Prof Hassan, from South Australia's Flinders University, said after analysing the data, there appeared to be no set demographics for potential bombers.
The majority were young men, but their driving factors were widely varied, from personal motivations to societal conditions to being directed by others.
The study clearly refuted a common belief that suicide bombers were insane or mentally unbalanced, Prof Hassan said.
"It largely discredits explanations that (they) ... are acts of abhorrent violence, perpetrated by the psychologically impaired, morally deficient, bizarre, sick and crazy," he said.
"Suicide bombers are not mad.
"And public policies which take cue from such explanations ... do not focus on societal conditions which may have given rise to the phenomenon."
The first suicide attacks happened in the 1970s, but it wasn't until 2003 when the world - or Iraq, specifically - endured a massive spike in incidents.
Prof Hassan believes suicide bombing is mostly a desperate action to right social wrongs.

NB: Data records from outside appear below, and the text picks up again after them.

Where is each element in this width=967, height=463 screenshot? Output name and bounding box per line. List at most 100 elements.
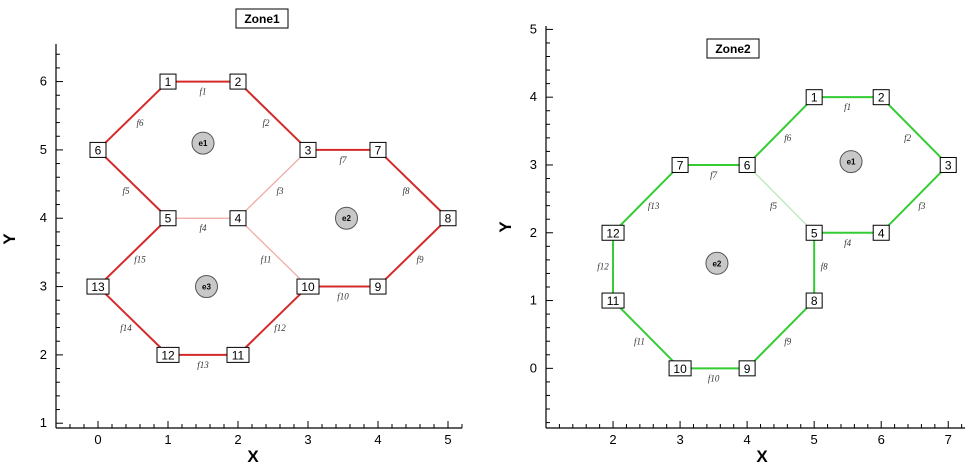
x-axis-title: X xyxy=(247,447,259,463)
node-label: 11 xyxy=(607,294,620,308)
face-label: f5 xyxy=(123,186,131,196)
face-label: f3 xyxy=(918,201,926,211)
zone-panel-1: 0 1 2 3 4 5123456XYZone1f1f2f3f4f5f6f7f8f9f10… xyxy=(0,8,463,463)
face-label: f7 xyxy=(339,155,347,165)
face-label: f4 xyxy=(844,238,852,248)
face-label: f4 xyxy=(199,223,207,233)
y-tick-label: 6 xyxy=(40,74,47,89)
node-label: 8 xyxy=(811,294,818,308)
zone-title-box xyxy=(235,8,289,29)
face-label: f1 xyxy=(199,87,206,97)
face-edge-f2 xyxy=(880,96,949,166)
face-label: f6 xyxy=(136,118,144,128)
face-edge-f14 xyxy=(97,285,169,356)
element-label: e3 xyxy=(202,283,211,292)
node-label: 2 xyxy=(878,91,885,105)
face-label: f12 xyxy=(597,262,609,272)
y-tick-label: 5 xyxy=(530,21,537,36)
face-edge-f13 xyxy=(612,164,681,234)
node-label: 3 xyxy=(305,143,312,157)
node-box xyxy=(601,292,625,309)
face-label: f5 xyxy=(770,201,778,211)
element-marker xyxy=(705,251,729,275)
node-label: 12 xyxy=(606,226,620,240)
zone-title: Zone2 xyxy=(715,42,751,56)
face-label: f2 xyxy=(904,133,912,143)
y-tick-label: 4 xyxy=(530,89,537,104)
face-edge-f5 xyxy=(746,164,815,234)
face-edge-f3 xyxy=(237,149,309,219)
face-edge-f6 xyxy=(97,80,169,151)
node-label: 1 xyxy=(811,91,818,105)
face-label: f11 xyxy=(261,255,272,265)
node-label: 7 xyxy=(375,143,382,157)
element-marker xyxy=(335,206,358,230)
face-label: f15 xyxy=(134,255,146,265)
x-tick-label: 6 xyxy=(878,432,885,447)
face-label: f1 xyxy=(844,102,851,112)
node-box xyxy=(872,89,890,106)
node-box xyxy=(738,156,756,173)
y-tick-label: 3 xyxy=(40,279,47,294)
x-tick-label: 3 xyxy=(304,432,311,447)
node-box xyxy=(939,156,957,173)
face-label: f3 xyxy=(276,186,284,196)
element-label: e1 xyxy=(847,158,856,167)
node-box xyxy=(601,224,625,241)
x-tick-label: 0 xyxy=(94,432,101,447)
node-box xyxy=(229,73,247,90)
zone-title-box xyxy=(706,38,760,59)
node-box xyxy=(229,210,247,227)
node-label: 9 xyxy=(375,280,382,294)
node-label: 8 xyxy=(445,212,452,226)
node-label: 9 xyxy=(744,362,751,376)
node-box xyxy=(439,210,457,227)
element-label: e1 xyxy=(199,139,208,148)
element-marker xyxy=(839,150,863,174)
y-axis-title: Y xyxy=(496,221,515,233)
x-tick-label: 7 xyxy=(945,432,952,447)
face-edge-f3 xyxy=(880,164,949,234)
face-edge-f8 xyxy=(377,149,449,219)
node-box xyxy=(89,141,107,158)
node-label: 1 xyxy=(165,75,172,89)
face-label: f10 xyxy=(337,292,349,302)
node-label: 13 xyxy=(91,280,105,294)
node-label: 2 xyxy=(235,75,242,89)
node-label: 5 xyxy=(811,226,818,240)
face-label: f6 xyxy=(784,133,792,143)
face-edge-f12 xyxy=(237,285,309,356)
face-edge-f9 xyxy=(377,217,449,288)
y-tick-label: 1 xyxy=(40,415,47,430)
element-label: e2 xyxy=(342,214,351,223)
element-marker xyxy=(191,131,215,155)
node-box xyxy=(668,360,692,377)
node-box xyxy=(805,224,823,241)
face-label: f11 xyxy=(634,336,645,346)
x-tick-label: 1 xyxy=(164,432,171,447)
face-label: f9 xyxy=(416,255,424,265)
face-label: f13 xyxy=(648,201,660,211)
node-label: 3 xyxy=(945,158,952,172)
node-box xyxy=(159,210,177,227)
zone-panel-2: 2 3 4 5 6 7012345XYZone2f1f2f3f4f5f6f7f8f9f10… xyxy=(496,21,965,463)
face-label: f2 xyxy=(263,118,271,128)
zone-title: Zone1 xyxy=(244,12,280,26)
y-tick-label: 3 xyxy=(530,157,537,172)
face-label: f8 xyxy=(821,262,829,272)
node-box xyxy=(872,224,890,241)
node-box xyxy=(671,156,689,173)
y-axis-title: Y xyxy=(0,233,19,245)
x-tick-label: 4 xyxy=(374,432,381,447)
face-label: f8 xyxy=(403,186,411,196)
face-label: f13 xyxy=(197,360,209,370)
face-edge-f6 xyxy=(746,96,815,166)
node-box xyxy=(296,278,320,295)
x-tick-label: 2 xyxy=(234,432,241,447)
x-tick-label: 5 xyxy=(444,432,451,447)
y-tick-label: 1 xyxy=(530,293,537,308)
node-box xyxy=(805,292,823,309)
node-box xyxy=(299,141,317,158)
node-label: 10 xyxy=(673,362,687,376)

Making efforts to improve human rights - such as the treatment of refugees - would halve the number of suicide attacks, he forecast, pointing out the treatment of Abu Ghraib prisoners in Baghdad led to another spike in suicide attacks.
Suicide bombers were spurred on by the humiliation suffered by those in their community, he said.
Most believed their lives were worth less than the collective's honour.
It would be impossible to stamp out suicide attacks unless real changes were made to improve social conditions in countries around the world, Prof Hassan said.